As a Pagan since the early 80's and a Wiccan since the early 90's, I can tell you that my discipline techniques are definitely NOT biblical in nature. Somewhere people got the idea that being Pagan meant being Vegan*, not spanking their kids and being "one with the White Light Crystalline Cosmos". I know many Pagans who spank their kids and yet are not abusive. This is not Christian only club here.

As a retired Policeman, I can say without hesitation that some kids need that extra level of discipline and to not do so is ultimately as abusive as over applying it. I have had the unfortunate occasion to arrest many teens that, perhaps, if they had learned discippline when they were younger, would not have found themselves in my handcuffs.

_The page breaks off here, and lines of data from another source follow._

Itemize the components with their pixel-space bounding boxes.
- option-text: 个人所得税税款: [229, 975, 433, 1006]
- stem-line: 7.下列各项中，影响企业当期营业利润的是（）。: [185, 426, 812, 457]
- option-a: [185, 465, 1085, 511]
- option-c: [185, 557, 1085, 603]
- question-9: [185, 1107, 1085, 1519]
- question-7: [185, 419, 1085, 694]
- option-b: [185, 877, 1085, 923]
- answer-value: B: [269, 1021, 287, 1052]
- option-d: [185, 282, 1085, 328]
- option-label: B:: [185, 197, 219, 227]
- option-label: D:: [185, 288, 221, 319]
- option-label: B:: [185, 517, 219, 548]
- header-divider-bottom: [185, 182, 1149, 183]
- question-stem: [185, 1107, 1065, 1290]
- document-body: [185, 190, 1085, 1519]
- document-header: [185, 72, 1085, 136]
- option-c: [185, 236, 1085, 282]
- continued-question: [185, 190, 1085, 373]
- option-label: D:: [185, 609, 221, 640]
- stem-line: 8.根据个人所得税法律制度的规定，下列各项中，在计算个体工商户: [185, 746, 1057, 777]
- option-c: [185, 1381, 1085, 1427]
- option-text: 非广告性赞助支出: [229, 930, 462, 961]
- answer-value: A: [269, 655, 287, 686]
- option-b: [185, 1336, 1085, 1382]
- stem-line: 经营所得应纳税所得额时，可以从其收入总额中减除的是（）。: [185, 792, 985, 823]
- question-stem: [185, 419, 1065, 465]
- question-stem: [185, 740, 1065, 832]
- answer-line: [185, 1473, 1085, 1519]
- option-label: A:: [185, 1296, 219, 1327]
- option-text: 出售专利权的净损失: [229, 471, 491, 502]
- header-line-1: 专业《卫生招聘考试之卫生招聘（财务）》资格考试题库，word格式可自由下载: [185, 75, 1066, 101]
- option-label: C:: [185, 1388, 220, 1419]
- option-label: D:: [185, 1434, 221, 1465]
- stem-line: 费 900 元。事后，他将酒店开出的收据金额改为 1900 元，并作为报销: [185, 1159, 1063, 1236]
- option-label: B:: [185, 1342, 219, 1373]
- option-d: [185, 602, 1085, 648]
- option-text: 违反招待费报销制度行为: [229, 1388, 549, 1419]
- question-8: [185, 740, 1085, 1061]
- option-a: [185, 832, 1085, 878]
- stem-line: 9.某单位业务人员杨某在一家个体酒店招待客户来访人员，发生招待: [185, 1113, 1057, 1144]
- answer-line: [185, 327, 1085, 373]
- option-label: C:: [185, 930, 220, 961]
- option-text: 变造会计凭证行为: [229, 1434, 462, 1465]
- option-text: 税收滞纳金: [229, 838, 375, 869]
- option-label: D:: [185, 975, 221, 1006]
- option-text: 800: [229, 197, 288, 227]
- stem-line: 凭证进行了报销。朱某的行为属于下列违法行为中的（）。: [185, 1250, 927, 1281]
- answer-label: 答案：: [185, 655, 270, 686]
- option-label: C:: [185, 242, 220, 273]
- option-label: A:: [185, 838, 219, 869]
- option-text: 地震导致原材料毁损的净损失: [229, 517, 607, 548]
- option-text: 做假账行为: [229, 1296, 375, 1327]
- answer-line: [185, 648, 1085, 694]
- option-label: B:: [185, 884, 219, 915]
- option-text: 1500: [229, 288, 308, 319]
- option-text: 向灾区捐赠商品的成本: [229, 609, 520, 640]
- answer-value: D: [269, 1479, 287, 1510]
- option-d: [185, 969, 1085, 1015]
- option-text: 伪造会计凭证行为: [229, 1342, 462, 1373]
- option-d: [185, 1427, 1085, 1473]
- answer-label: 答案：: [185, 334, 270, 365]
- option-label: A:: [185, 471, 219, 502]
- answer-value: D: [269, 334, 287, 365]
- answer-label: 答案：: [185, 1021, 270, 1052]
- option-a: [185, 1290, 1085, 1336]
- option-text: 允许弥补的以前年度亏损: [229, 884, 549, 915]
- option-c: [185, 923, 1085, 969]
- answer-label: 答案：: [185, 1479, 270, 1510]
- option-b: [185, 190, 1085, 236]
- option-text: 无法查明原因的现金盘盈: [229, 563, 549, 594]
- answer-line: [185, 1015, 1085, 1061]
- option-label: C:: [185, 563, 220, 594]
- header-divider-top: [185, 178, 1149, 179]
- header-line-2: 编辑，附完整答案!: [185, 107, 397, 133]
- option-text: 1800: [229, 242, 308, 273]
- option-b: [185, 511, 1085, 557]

Don't throw the baby out with the bath water. Yes..."beating, whipping, etc" is excessive, but a pop on a small tail sometimes works the best of all methods.

Peace and Light

Jeff

* - No offense to Vegans, I mean only that it is not inherently a Pagan requirement



Hmm... Jun 9th. at 2:01:55 am EDT

Amtehuti (Queens, Florida) - Email Me

I remember being told about how two parents in this country were arrested for child abuse after beating their children with the Bible for any infraction, such as not doing the dishes correctly. They said God wanted them to do that. Umm, huh?
HItting a child is wrong. I agree that, with a child under three who can't be expected to understand verbal communication, a soft smack on the wrist for "no" is useful. But I say soft as in, no physical anything, no emotional abuse. Just let the child know that they shouldn't do that. Or do what my mother did when I crawled into things: pick the child up, turn them to another direction, and they'll just crawl away.
I do try to justify Christianity as a valid religious and spiritual institution, but this is one place where these adherents are crossing the line. Children are all emotionally different. I didn't realize that my father hitting me was wrong until, now in therapy, I tried to think about all the times when my father got mad and realized I actually had blacked out every single instance, especially all instances where my mother admitted later that my father had hit me. I know some children for which any blow given to them is never forgotten and then other children who are continuously hit and come out well adjusted. That's why this law is in place, because there's no way to judge where it goes too far. Who knows if that child is traumatized?
Anyways, this only ends physical abuse. Let's not forget that more children are affected by emotional abuse, and this will probably replace spanking for these "Christians". So replace a hit with "you're going to hell for not listening". Don't really know which is worse.